Henri Rousseau, auch bekannt als Le Douanier (der Zollbeamte), war ein autodidaktischer französischer Maler, der im späten 19. und frühen 20. Jahrhundert lebte. Er gilt als eine der wichtigsten Figuren in der Entwicklung der modernen Kunst und sein einzigartiger Stil und seine Themen inspirieren auch heute noch Künstler.
Die Gemälde von Rousseau sind bekannt für ihre lebendigen Farben, abgeflachten Formen und ihre traumhafte Atmosphäre. Seine Motive entstammten oft der Natur und dem Exotischen, etwa dem Dschungel, dem Zoo und anderen fremden Ländern. Trotz seines Mangels an formaler Bildung war er ein Meister darin, in seinen Gemälden ein Gefühl von Tiefe und Bewegung zu erzeugen.
Eines seiner berühmtesten Werke ist „Schlafende Zigeunerin“, das eine Frau in einem flatternden Kleid zeigt, die neben einem Löwen schläft. Das Gemälde wird oft als Symbol des Unterbewusstseins interpretiert und hatte großen Einfluss auf die surrealistische Bewegung. Das Gemälde wurde 1897 im Salon des Independants ausgestellt und befindet sich heute im Museum of Modern Art in New York.

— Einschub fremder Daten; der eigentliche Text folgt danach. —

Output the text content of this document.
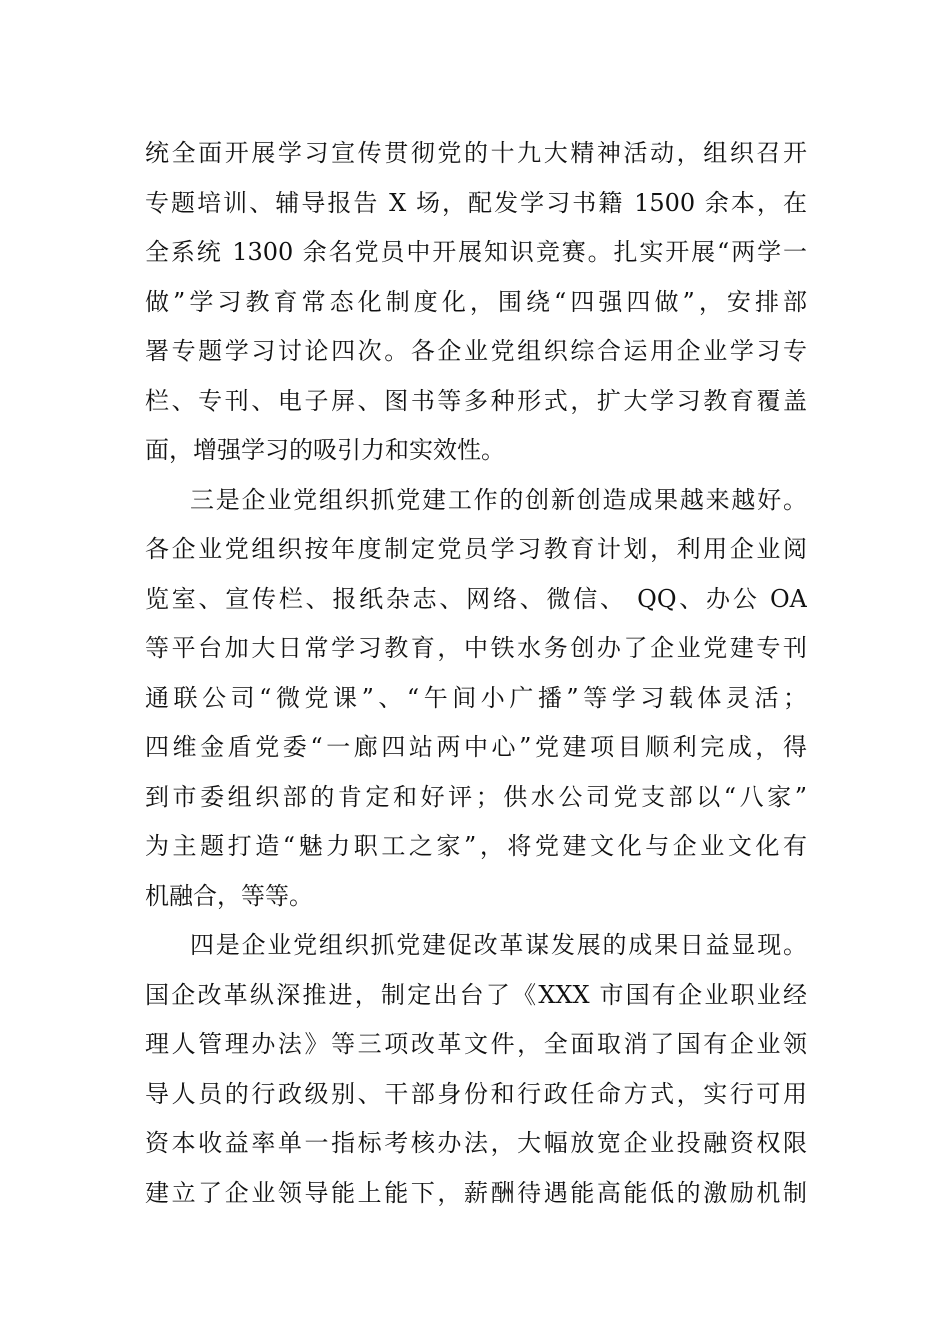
统全面开展学习宣传贯彻党的十九大精神活动，组织召开
专题培训、辅导报告 X 场，配发学习书籍 1500 余本，在
全系统 1300 余名党员中开展知识竞赛。扎实开展“两学一
做”学习教育常态化制度化，围绕“四强四做”，安排部
署专题学习讨论四次。各企业党组织综合运用企业学习专
栏、专刊、电子屏、图书等多种形式，扩大学习教育覆盖
面，增强学习的吸引力和实效性。
三是企业党组织抓党建工作的创新创造成果越来越好。
各企业党组织按年度制定党员学习教育计划，利用企业阅
览室、宣传栏、报纸杂志、网络、微信、 QQ、办公 OA
等平台加大日常学习教育，中铁水务创办了企业党建专刊
通联公司“微党课”、“午间小广播”等学习载体灵活；
四维金盾党委“一廊四站两中心”党建项目顺利完成，得
到市委组织部的肯定和好评；供水公司党支部以“八家”
为主题打造“魅力职工之家”，将党建文化与企业文化有
机融合，等等。
四是企业党组织抓党建促改革谋发展的成果日益显现。
国企改革纵深推进，制定出台了《XXX 市国有企业职业经
理人管理办法》等三项改革文件，全面取消了国有企业领
导人员的行政级别、干部身份和行政任命方式，实行可用
资本收益率单一指标考核办法，大幅放宽企业投融资权限
建立了企业领导能上能下，薪酬待遇能高能低的激励机制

Rousseaus Werk wurde zu seinen Lebzeiten nicht gut aufgenommen und er hatte Mühe, seinen Lebensunterhalt als Künstler zu bestreiten. Dennoch malte er weiter und seine Werke wurden schließlich von Avantgarde-Künstlern der damaligen Zeit entdeckt, darunter Pablo Picasso und Guillaume Apollinaire, die von der Originalität und Einfachheit seiner Gemälde beeindruckt waren.

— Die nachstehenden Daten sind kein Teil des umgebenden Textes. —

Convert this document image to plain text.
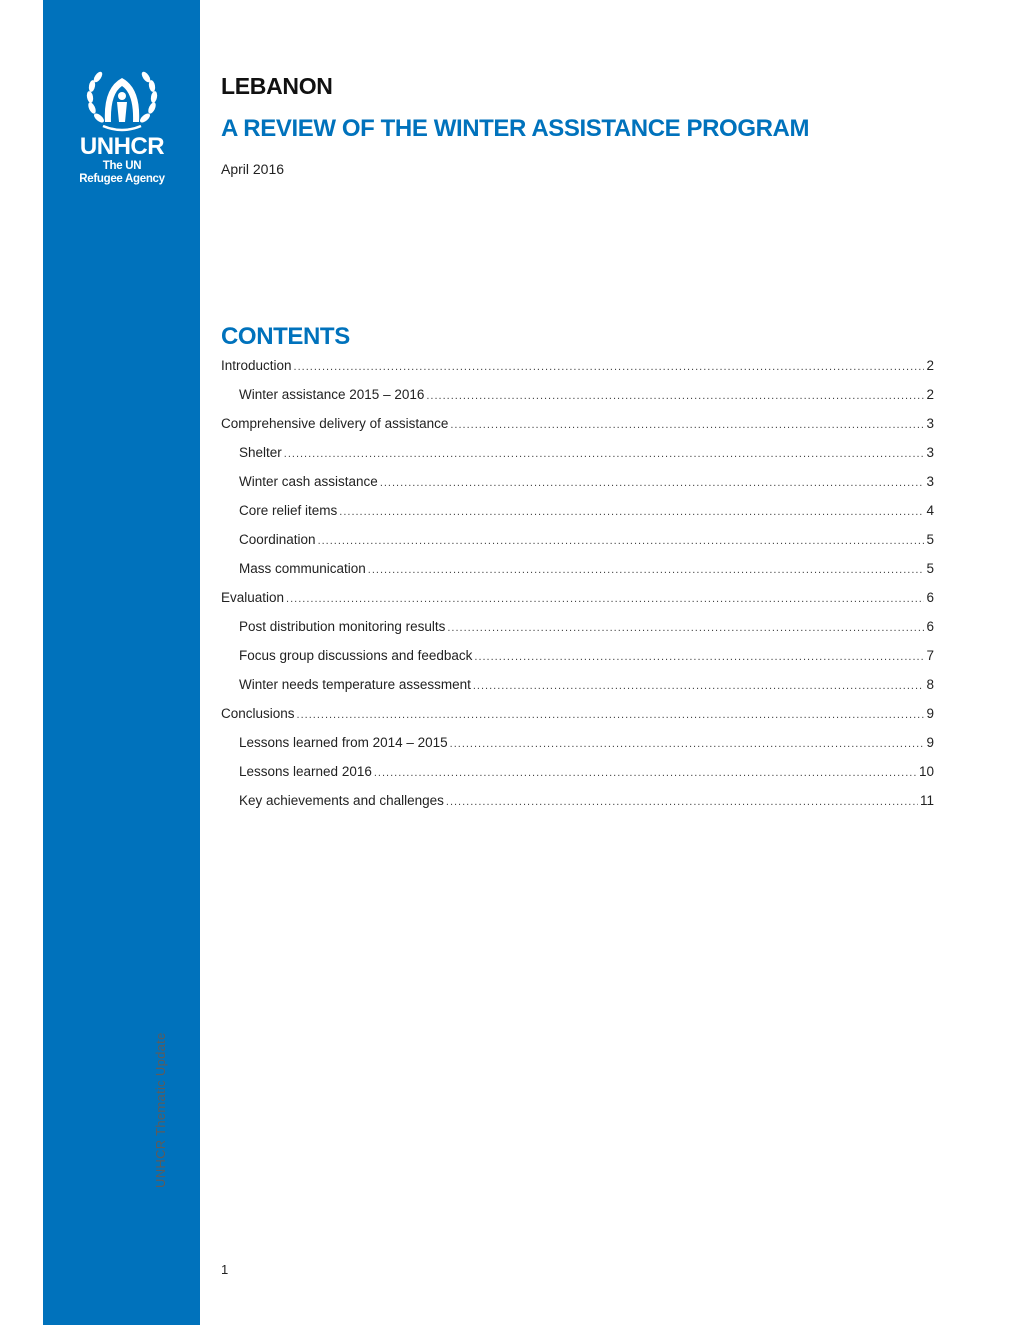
UNHCR
The UN
Refugee Agency
UNHCR Thematic Update
LEBANON
A REVIEW OF THE WINTER ASSISTANCE PROGRAM
April 2016
CONTENTS
Introduction .....	2
Winter assistance 2015 – 2016 .....	2
Comprehensive delivery of assistance .....	3
Shelter .....	3
Winter cash assistance .....	3
Core relief items .....	4
Coordination .....	5
Mass communication .....	5
Evaluation .....	6
Post distribution monitoring results .....	6
Focus group discussions and feedback .....	7
Winter needs temperature assessment .....	8
Conclusions .....	9
Lessons learned from 2014 – 2015 .....	9
Lessons learned 2016 .....	10
Key achievements and challenges .....	11
1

Rousseaus Gemälde sind in vielen der wichtigsten Museen der Welt ausgestellt, darunter im Louvre in Paris, im Metropolitan Museum of Art in New York und im Tate Museum in London. Sein Vermächtnis lebt in der Kunstwelt weiter und seine Gemälde werden immer noch von Kunstliebhabern, Kritikern und Kunsthistorikern gleichermaßen bewundert und studiert.

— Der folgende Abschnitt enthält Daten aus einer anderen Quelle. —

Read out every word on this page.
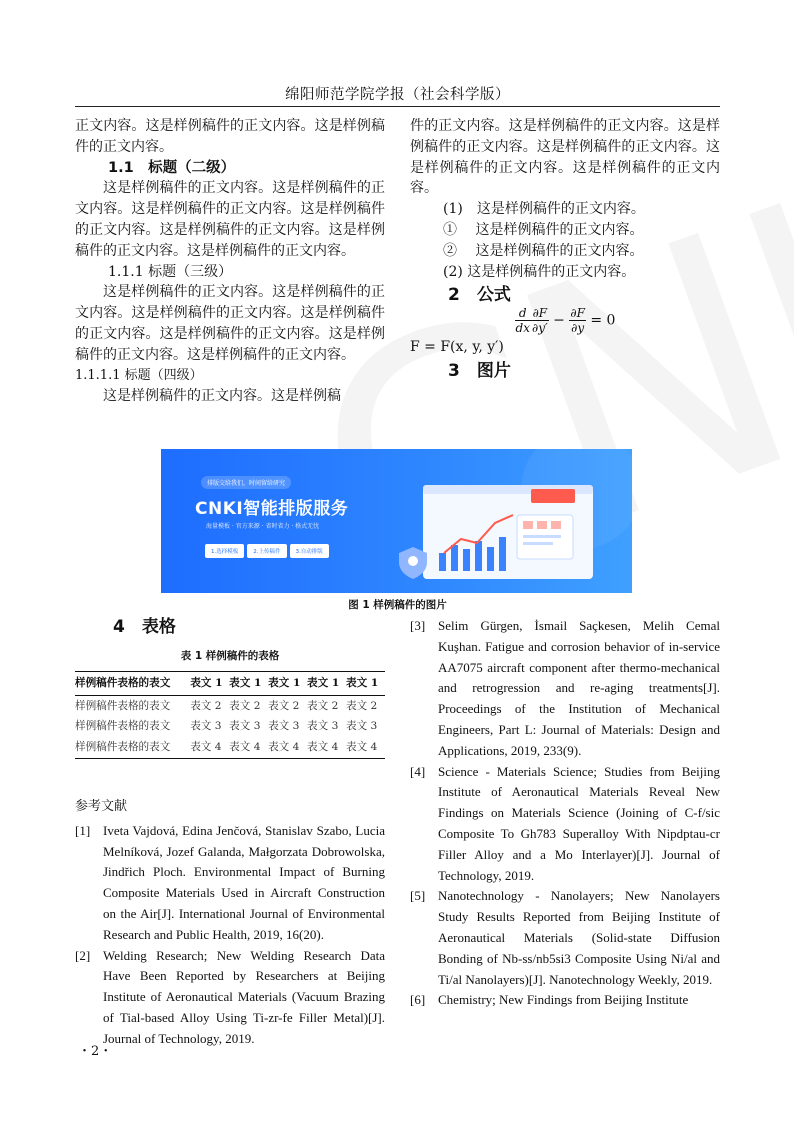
绵阳师范学院学报（社会科学版）

正文内容。这是样例稿件的正文内容。这是样例稿件的正文内容。

1.1　标题（二级）

这是样例稿件的正文内容。这是样例稿件的正文内容。这是样例稿件的正文内容。这是样例稿件的正文内容。这是样例稿件的正文内容。这是样例稿件的正文内容。这是样例稿件的正文内容。

1.1.1 标题（三级）

这是样例稿件的正文内容。这是样例稿件的正文内容。这是样例稿件的正文内容。这是样例稿件的正文内容。这是样例稿件的正文内容。这是样例稿件的正文内容。这是样例稿件的正文内容。

1.1.1.1 标题（四级）

这是样例稿件的正文内容。这是样例稿

件的正文内容。这是样例稿件的正文内容。这是样例稿件的正文内容。这是样例稿件的正文内容。这是样例稿件的正文内容。这是样例稿件的正文内容。

(1)　这是样例稿件的正文内容。

①　 这是样例稿件的正文内容。

②　 这是样例稿件的正文内容。

(2) 这是样例稿件的正文内容。

2　公式

$\frac{d}{dx} \frac{\partial F}{\partial y'} - \frac{\partial F}{\partial y} = 0$

F = F(x, y, y′)

3　图片

排版交给我们，时间留给研究
CNKI智能排版服务
海量模板 · 官方来源 · 省时省力 · 格式无忧
1.选择模板	2.上传稿件	3.自动排版
图 1 样例稿件的图片

4　表格

表 1 样例稿件的表格
样例稿件表格的表文	表文 1	表文 1	表文 1	表文 1	表文 1
样例稿件表格的表文	表文 2	表文 2	表文 2	表文 2	表文 2
样例稿件表格的表文	表文 3	表文 3	表文 3	表文 3	表文 3
样例稿件表格的表文	表文 4	表文 4	表文 4	表文 4	表文 4

参考文献

[1] Iveta Vajdová, Edina Jenčová, Stanislav Szabo, Lucia Melníková, Jozef Galanda, Małgorzata Dobrowolska, Jindřich Ploch. Environmental Impact of Burning Composite Materials Used in Aircraft Construction on the Air[J]. International Journal of Environmental Research and Public Health, 2019, 16(20).
[2] Welding Research; New Welding Research Data Have Been Reported by Researchers at Beijing Institute of Aeronautical Materials (Vacuum Brazing of Tial-based Alloy Using Ti-zr-fe Filler Metal)[J]. Journal of Technology, 2019.
[3] Selim Gürgen, İsmail Saçkesen, Melih Cemal Kuşhan. Fatigue and corrosion behavior of in-service AA7075 aircraft component after thermo-mechanical and retrogression and re-aging treatments[J]. Proceedings of the Institution of Mechanical Engineers, Part L: Journal of Materials: Design and Applications, 2019, 233(9).
[4] Science - Materials Science; Studies from Beijing Institute of Aeronautical Materials Reveal New Findings on Materials Science (Joining of C-f/sic Composite To Gh783 Superalloy With Nipdptau-cr Filler Alloy and a Mo Interlayer)[J]. Journal of Technology, 2019.
[5] Nanotechnology - Nanolayers; New Nanolayers Study Results Reported from Beijing Institute of Aeronautical Materials (Solid-state Diffusion Bonding of Nb-ss/nb5si3 Composite Using Ni/al and Ti/al Nanolayers)[J]. Nanotechnology Weekly, 2019.
[6] Chemistry; New Findings from Beijing Institute
・2・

Rousseaus einzigartiger Malstil Für seine Zeit wurde das Leben nicht immer gut aufgenommen, weshalb es von einigen zeitgenössischen Kunstkritikern kritisiert wurde. Allerdings wurde sein Werk von den Avantgarde-Künstlern der damaligen Zeit bewundert und hatte einen erheblichen Einfluss auf die surrealistische Bewegung.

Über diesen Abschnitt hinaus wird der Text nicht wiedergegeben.